Table 1 demonstrates how NPs and RNs may be involved in VAD across Australian jurisdictions, in terms of both formal roles and more general interactions with the VAD system. The ACT Law represents a departure from the Australian model by allowing NPs to take up formal roles as coordinating practitioners and consulting practitioners. The ACT’s decision to include NPs was made in an effort to promote equal access to a legal healthcare service and may be an important step in achieving better access for Australians seeking VAD. Stakeholders have suggested that NPs ought to be trusted as assessors of eligibility (Haining, Willmott, and White 2023a, b), particularly to improve outcomes in regional areas. Evidence from Canada demonstrates that NPs have an important role to play in MAiD provision (Health Canada 2023). Though constituting a relatively small proportion of providers, they take on a large percentage of MAiD provisions, ahead of palliative medicine physicians and oncologists (Health Canada 2023). As Australian states review their VAD systems as required by each state’s enacting legislation, the time has come to consider an expanded role for nurses (Hewitt et al. 2023). This may include allowing NPs to assess patient eligibility for VAD (or at least facilitating NPs to act as administering practitioners where this is currently not allowed, such as in the restrictive models in Victoria and SA).

If the role of NPs is expanded, consideration must be given to appropriate remuneration of NPs (as well as doctors). Given that one of the key reasons for introducing a role for NPs as coordinating practitioners or consulting practitioners in the ACT rests on access, the ACT, other Australian states, and the Australian federal government must grapple with remuneration, including for NPs, to ensure this goal is achieved in practice. This is critical in ensuring workforce sustainability to meet the policy goal of increasing access by including a wider role for NPs.

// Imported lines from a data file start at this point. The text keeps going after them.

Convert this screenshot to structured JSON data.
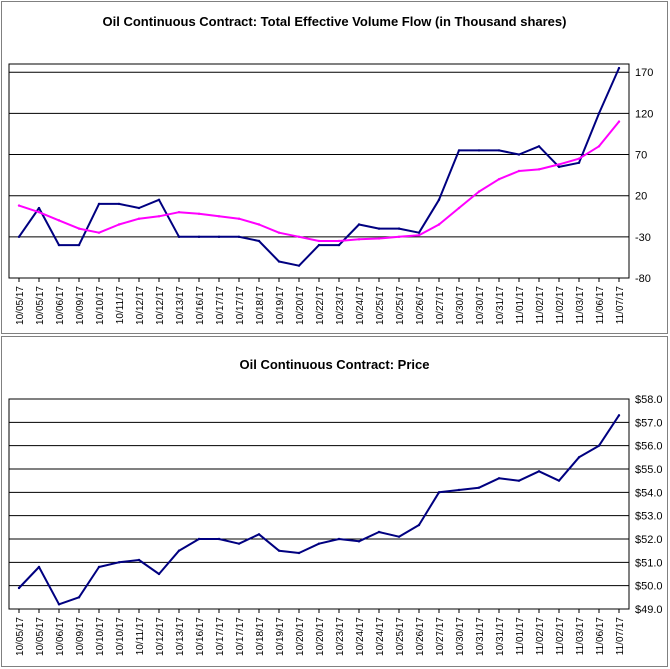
{
  "chart_data": [
    {
      "type": "line",
      "title": "Oil Continuous Contract: Total Effective Volume Flow (in Thousand shares)",
      "ylim": [
        -80,
        180
      ],
      "yticks": [
        170,
        120,
        70,
        20,
        -30,
        -80
      ],
      "x": [
        "10/05/17",
        "10/05/17",
        "10/06/17",
        "10/09/17",
        "10/10/17",
        "10/11/17",
        "10/12/17",
        "10/12/17",
        "10/13/17",
        "10/16/17",
        "10/17/17",
        "10/17/17",
        "10/18/17",
        "10/19/17",
        "10/20/17",
        "10/22/17",
        "10/23/17",
        "10/24/17",
        "10/25/17",
        "10/25/17",
        "10/26/17",
        "10/27/17",
        "10/30/17",
        "10/30/17",
        "10/31/17",
        "11/01/17",
        "11/02/17",
        "11/02/17",
        "11/03/17",
        "11/06/17",
        "11/07/17"
      ],
      "series": [
        {
          "color": "#000080",
          "values": [
            -30,
            5,
            -40,
            -40,
            10,
            10,
            5,
            15,
            -30,
            -30,
            -30,
            -30,
            -35,
            -60,
            -65,
            -40,
            -40,
            -15,
            -20,
            -20,
            -25,
            15,
            75,
            75,
            75,
            70,
            80,
            55,
            60,
            120,
            175
          ]
        },
        {
          "color": "#ff00ff",
          "values": [
            8,
            0,
            -10,
            -20,
            -25,
            -15,
            -8,
            -5,
            0,
            -2,
            -5,
            -8,
            -15,
            -25,
            -30,
            -35,
            -35,
            -33,
            -32,
            -30,
            -28,
            -15,
            5,
            25,
            40,
            50,
            52,
            58,
            65,
            80,
            110
          ]
        }
      ],
      "grid": true
    },
    {
      "type": "line",
      "title": "Oil Continuous Contract: Price",
      "ylim": [
        49.0,
        58.0
      ],
      "yticks": [
        "$58.0",
        "$57.0",
        "$56.0",
        "$55.0",
        "$54.0",
        "$53.0",
        "$52.0",
        "$51.0",
        "$50.0",
        "$49.0"
      ],
      "x": [
        "10/05/17",
        "10/05/17",
        "10/06/17",
        "10/09/17",
        "10/10/17",
        "10/10/17",
        "10/11/17",
        "10/12/17",
        "10/13/17",
        "10/16/17",
        "10/17/17",
        "10/17/17",
        "10/18/17",
        "10/19/17",
        "10/20/17",
        "10/20/17",
        "10/23/17",
        "10/24/17",
        "10/24/17",
        "10/25/17",
        "10/26/17",
        "10/27/17",
        "10/30/17",
        "10/31/17",
        "10/31/17",
        "11/01/17",
        "11/02/17",
        "11/02/17",
        "11/03/17",
        "11/06/17",
        "11/07/17"
      ],
      "series": [
        {
          "color": "#000080",
          "values": [
            49.9,
            50.8,
            49.2,
            49.5,
            50.8,
            51.0,
            51.1,
            50.5,
            51.5,
            52.0,
            52.0,
            51.8,
            52.2,
            51.5,
            51.4,
            51.8,
            52.0,
            51.9,
            52.3,
            52.1,
            52.6,
            54.0,
            54.1,
            54.2,
            54.6,
            54.5,
            54.9,
            54.5,
            55.5,
            56.0,
            57.3
          ]
        }
      ],
      "grid": true
    }
  ]
}
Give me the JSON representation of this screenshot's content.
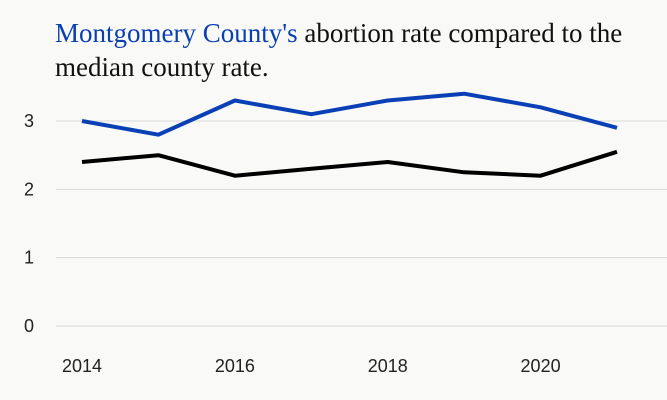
{
  "chart_data": {
    "type": "line",
    "title": {
      "highlight": "Montgomery County's",
      "rest": " abortion rate compared to the median county rate."
    },
    "xlabel": "",
    "ylabel": "",
    "x": [
      2014,
      2015,
      2016,
      2017,
      2018,
      2019,
      2020,
      2021
    ],
    "xticks": [
      "2014",
      "2016",
      "2018",
      "2020"
    ],
    "yticks": [
      "0",
      "1",
      "2",
      "3"
    ],
    "xlim": [
      2014,
      2021
    ],
    "ylim": [
      0,
      3
    ],
    "grid": "horizontal",
    "series": [
      {
        "color": "#0a40b5",
        "values": [
          3.0,
          2.8,
          3.3,
          3.1,
          3.3,
          3.4,
          3.2,
          2.9
        ]
      },
      {
        "color": "#000000",
        "values": [
          2.4,
          2.5,
          2.2,
          2.3,
          2.4,
          2.25,
          2.2,
          2.55
        ]
      }
    ]
  }
}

Experience from Canada highlights that this should be considered proactively, given that in Canada, some NPs are still practising unremunerated eight years after MAiD was legalized (Oczkowski et al. 2021; Pesut et al. 2021).

Furthermore, although nurses who participate in the VAD process as administering practitioners are required by law to undertake formal training, all nurses should be encouraged to undertake training in VAD and end-of-life law given their likelihood of interacting with the VAD framework within their nursing roles as supporters and general carers of patients. This could be achieved by encouraging the uptake of end-of-life law training programmes and implementation of education in medical law and ethics units within undergraduate nursing degrees.

Conclusion

The passing of the ACT Law provides an opportunity for Australia to reconsider the scope of nurses’ roles in VAD systems. In some Australian states, NPs and RNs are able to take on formal roles in the process as administering practitioners. Nurses also have various key informal roles in the VAD process, such as providing general and supportive care to patients who may be seeking VAD or providing information to patients (acknowledging restrictions apply across states about how/when this can occur). Given evidence of patients experiencing difficulties finding doctors to assist them through the VAD process in Australia, increasing the pool of potential assessing practitioners to include NPs could help to improve access to VAD for patients. This may also relieve some of the pressures on the small VAD workforce of doctors and support provider sustainability. Canada’s MAiD system provides evidence of the important role of NPs in providing MAiD. If Australian states follow this path, evidence from Canada highlights that any future considerations must include sufficient remuneration to support nurses in this role.